Patients are often confused by the words break and fracture. These words are synonymous and mean the exact same thing. A fracture of the ankle can involve any of the three bones associated with the ankle joint: the talus, tibia or fibula. The tibia and/or fibula are the most commonly affected when ankle fractures occur. These injuries can vary in severity from a small simple avulsion fracture to an open (or compound) fracture where bone actually breaks the overlying skin. Open ankle fractures subject the bones and soft tissue to a greater chance of infection.

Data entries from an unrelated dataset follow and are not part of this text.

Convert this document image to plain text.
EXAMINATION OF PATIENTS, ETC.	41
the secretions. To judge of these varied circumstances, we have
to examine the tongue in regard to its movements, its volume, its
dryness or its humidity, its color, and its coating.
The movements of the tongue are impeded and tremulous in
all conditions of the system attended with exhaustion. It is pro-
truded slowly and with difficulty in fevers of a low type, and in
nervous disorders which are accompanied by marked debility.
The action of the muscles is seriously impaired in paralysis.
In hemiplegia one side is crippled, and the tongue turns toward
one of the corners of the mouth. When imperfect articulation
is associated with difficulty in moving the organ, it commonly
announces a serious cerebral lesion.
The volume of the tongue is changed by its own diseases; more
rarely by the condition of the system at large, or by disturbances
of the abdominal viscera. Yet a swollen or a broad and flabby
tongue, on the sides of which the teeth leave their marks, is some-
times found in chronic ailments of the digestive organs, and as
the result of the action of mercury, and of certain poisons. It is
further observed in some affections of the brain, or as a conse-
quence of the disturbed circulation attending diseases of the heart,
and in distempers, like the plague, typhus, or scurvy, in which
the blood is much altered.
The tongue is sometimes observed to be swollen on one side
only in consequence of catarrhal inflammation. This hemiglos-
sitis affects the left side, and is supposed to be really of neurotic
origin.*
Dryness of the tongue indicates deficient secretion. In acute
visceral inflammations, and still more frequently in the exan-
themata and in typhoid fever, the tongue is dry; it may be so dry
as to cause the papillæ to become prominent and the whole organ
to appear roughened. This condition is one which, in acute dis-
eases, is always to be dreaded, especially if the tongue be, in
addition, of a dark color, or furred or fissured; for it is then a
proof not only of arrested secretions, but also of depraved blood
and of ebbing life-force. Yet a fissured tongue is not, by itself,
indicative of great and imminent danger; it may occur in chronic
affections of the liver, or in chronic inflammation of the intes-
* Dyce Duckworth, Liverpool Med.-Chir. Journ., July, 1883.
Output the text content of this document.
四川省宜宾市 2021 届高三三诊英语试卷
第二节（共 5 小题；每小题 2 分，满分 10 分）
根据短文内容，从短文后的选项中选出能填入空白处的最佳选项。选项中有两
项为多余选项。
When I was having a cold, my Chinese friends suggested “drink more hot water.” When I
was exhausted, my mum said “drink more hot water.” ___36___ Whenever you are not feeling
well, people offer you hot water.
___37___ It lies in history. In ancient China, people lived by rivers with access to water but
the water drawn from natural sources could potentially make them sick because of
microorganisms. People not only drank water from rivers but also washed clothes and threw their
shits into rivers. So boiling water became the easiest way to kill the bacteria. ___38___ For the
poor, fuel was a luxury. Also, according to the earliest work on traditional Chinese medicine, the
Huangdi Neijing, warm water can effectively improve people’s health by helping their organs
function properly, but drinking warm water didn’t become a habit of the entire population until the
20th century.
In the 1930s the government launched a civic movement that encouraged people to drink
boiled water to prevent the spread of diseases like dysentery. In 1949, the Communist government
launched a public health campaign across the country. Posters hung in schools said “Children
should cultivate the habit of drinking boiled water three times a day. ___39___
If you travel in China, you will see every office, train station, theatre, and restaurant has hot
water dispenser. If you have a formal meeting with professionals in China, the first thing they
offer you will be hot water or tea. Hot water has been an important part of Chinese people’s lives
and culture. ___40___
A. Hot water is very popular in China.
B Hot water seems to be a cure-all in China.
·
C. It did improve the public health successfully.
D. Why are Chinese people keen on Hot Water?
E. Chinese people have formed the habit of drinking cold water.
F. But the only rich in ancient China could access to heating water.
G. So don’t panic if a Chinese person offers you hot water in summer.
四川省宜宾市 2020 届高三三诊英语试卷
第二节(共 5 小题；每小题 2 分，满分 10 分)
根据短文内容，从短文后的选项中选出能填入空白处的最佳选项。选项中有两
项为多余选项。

Immediate evaluation by a foot and ankle surgeon is imperative. If one is not available then the fracture should be evaluated by an emergency room physician. At your appointment the physician will likely take X-rays and may even ask for more advanced imaging studies such as a CT scan or an MRI. Your doctor will examine your foot and ankle for pain and deformity. Neurovascular status will also be evaluated to ensure that your blood vessels and nerves have not been compromised following your injury. Once your evaluation is complete, the initial treatment will consist of R.I.C.E:
- Rest: Staying off of the injured ankle to reduce the risk of further injury
- Ice: Applying ice to the area for 10-15 minutes per hour while awake will help reduce pain and swelling
- Compression: An elastic bandage like an ACE wrap may be used to help control swelling
- Elevation: Keeping the injured limb elevated at or above the level of your heart will help lessen swelling and the throbbing that may occur after the injury
After your physician has thoroughly assessed the extent of the ankle injury, they may recommend one of several definitive treatment plans. Simple fractures may be amenable to walking in a protective cast boot (cam walker) for several weeks, while a badly displaced fracture may require surgical care. Your physician will likely immobilize your ankle in a splint/cast or cast boot at your initial visit.